SequentialSamplingModels.jl

Documentation is under construction.

This package is a collection of sequential sampling models and is based on the Distributions.jl API. Sequential sampling models, also known as an evidence accumulation models, are a broad class of dynamic models of human decision making in which evidence for each option accumulates until the evidence for one option reaches a decision threshold. Models within this class make different assumptions about the nature of the evidence accumulation process. See the references below for a broad overview of sequential sampling models. An example of the evidence accumulation process is illustrated below for the leaking competing accumulator.

lca_plot

Installation

You can install a stable version of SequentialSamplingModels by running the following in the Julia REPL:

] add SequentialSamplingModels

The package can then be loaded with:

using SequentialSamplingModels

References

Evans, N. J. & Wagenmakers, E.-J. Evidence accumulation models: Current limitations and future directions.
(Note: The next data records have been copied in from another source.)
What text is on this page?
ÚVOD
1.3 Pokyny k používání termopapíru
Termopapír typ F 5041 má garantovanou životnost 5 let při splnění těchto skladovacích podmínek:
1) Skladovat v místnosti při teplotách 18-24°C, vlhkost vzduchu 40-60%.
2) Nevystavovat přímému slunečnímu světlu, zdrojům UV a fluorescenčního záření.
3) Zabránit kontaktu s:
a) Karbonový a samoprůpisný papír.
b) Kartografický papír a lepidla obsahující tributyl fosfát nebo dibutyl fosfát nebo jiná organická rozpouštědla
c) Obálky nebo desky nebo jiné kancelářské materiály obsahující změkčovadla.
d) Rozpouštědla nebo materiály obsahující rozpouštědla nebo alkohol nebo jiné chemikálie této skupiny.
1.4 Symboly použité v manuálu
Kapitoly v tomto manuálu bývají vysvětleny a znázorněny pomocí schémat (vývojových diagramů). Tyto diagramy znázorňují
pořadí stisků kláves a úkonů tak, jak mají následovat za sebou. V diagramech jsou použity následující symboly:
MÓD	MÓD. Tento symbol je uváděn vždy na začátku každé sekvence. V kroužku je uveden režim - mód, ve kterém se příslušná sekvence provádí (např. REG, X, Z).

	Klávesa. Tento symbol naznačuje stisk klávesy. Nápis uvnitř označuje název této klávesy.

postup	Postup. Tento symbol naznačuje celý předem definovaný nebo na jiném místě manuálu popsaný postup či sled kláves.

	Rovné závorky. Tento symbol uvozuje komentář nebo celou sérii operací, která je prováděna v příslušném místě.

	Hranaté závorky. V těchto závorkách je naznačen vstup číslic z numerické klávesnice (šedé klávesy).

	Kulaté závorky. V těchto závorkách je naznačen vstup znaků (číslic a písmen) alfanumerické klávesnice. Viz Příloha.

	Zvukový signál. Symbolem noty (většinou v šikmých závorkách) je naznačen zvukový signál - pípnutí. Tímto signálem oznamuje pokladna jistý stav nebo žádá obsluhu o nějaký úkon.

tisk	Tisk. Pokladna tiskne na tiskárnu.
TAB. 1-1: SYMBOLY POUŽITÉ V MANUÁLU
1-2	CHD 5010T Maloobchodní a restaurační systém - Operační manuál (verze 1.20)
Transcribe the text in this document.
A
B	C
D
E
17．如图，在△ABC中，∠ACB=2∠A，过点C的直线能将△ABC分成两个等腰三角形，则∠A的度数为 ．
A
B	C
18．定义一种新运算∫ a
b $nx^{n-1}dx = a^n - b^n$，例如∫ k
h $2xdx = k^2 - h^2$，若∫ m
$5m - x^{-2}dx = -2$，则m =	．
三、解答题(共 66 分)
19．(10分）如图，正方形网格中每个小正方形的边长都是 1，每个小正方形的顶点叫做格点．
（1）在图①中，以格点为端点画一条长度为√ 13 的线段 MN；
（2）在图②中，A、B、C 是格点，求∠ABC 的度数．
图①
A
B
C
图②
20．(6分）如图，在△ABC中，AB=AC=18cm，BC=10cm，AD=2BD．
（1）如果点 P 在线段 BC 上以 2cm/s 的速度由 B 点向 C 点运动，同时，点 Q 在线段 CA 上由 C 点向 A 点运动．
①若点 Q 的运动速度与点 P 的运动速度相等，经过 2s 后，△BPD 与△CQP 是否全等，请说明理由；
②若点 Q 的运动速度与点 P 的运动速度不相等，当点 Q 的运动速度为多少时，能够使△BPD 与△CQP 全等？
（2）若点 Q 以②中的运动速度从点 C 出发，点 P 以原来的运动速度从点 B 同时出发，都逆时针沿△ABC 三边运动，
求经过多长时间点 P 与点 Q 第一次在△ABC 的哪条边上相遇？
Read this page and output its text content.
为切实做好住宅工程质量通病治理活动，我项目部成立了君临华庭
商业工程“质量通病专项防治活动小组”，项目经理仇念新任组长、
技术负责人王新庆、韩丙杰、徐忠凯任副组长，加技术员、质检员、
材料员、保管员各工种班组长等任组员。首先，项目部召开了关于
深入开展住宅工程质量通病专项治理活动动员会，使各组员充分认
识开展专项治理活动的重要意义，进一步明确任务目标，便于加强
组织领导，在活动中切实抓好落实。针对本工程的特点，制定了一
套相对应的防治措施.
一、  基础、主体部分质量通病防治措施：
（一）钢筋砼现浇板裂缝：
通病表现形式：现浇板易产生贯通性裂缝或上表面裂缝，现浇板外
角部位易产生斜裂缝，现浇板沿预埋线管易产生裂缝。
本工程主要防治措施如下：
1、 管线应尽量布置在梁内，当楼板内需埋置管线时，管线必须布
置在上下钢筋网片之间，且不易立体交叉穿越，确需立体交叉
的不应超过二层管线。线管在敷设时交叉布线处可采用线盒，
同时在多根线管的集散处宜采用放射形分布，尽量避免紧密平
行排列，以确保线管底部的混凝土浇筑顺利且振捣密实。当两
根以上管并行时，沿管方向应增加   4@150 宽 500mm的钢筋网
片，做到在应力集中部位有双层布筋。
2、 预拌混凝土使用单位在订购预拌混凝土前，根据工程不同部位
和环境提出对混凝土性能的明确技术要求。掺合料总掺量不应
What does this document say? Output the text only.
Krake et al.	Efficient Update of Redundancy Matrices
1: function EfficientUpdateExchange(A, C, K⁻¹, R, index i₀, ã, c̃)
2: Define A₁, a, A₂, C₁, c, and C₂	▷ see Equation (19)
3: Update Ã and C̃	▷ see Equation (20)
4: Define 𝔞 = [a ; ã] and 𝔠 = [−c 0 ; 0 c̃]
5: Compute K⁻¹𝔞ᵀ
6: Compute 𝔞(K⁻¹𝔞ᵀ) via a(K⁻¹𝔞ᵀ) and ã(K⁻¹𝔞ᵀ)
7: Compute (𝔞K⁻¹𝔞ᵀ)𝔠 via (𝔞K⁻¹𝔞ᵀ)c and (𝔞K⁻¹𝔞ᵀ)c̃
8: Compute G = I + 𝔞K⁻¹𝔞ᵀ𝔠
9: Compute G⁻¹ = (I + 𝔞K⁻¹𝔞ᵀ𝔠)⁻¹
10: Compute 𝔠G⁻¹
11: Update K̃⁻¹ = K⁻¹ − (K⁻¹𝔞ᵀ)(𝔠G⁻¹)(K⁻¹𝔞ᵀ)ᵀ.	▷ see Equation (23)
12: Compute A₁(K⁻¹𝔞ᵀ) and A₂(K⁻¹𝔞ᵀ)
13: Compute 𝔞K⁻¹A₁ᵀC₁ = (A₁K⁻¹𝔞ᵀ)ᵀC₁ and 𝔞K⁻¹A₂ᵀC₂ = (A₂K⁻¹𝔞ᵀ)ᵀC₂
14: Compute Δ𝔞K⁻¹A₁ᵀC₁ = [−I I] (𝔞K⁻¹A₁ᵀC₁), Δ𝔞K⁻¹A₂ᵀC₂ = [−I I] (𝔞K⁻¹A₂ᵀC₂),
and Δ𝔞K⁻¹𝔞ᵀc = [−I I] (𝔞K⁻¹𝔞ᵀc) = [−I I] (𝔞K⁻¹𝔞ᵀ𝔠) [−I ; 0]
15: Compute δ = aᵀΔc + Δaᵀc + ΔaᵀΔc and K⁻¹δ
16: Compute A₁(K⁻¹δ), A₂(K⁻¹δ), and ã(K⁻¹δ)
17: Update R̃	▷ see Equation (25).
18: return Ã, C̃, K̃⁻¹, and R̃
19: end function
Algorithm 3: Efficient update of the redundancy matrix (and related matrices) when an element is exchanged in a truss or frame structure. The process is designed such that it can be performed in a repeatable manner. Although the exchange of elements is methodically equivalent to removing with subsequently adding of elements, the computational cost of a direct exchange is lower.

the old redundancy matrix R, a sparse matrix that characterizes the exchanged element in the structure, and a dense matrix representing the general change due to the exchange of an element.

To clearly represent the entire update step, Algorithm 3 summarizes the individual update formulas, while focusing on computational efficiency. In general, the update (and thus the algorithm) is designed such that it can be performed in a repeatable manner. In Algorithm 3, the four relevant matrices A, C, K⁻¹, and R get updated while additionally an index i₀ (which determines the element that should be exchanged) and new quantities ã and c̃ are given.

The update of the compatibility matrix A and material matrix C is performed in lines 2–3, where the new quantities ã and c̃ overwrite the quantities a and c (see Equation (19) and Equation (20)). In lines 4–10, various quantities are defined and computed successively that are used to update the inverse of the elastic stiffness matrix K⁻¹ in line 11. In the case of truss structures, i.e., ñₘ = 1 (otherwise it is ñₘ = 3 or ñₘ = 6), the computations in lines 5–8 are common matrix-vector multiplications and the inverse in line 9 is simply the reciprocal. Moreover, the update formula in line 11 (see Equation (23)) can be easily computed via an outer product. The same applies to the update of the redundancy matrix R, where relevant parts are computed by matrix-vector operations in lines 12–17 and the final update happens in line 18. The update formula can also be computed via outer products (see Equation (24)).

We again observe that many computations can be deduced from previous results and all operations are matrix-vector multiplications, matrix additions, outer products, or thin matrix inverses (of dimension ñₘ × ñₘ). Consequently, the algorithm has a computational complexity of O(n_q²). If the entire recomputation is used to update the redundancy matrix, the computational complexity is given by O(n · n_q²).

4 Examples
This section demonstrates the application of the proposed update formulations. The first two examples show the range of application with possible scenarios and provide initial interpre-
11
Quantitative Methods for Psychololgy 16, 73–90 (2020).

Forstmann, B. U., Ratcliff, R., & Wagenmakers, E. J. (2016). Sequential sampling models in cognitive neuroscience: Advantages, applications, and extensions. Annual Review of Psychology, 67, 641-666.

Jones, M., & Dzhafarov, E. N. (2014). Unfalsifiability and mutual translatability of major modeling schemes for choice reaction time. Psychological Review, 121(1), 1.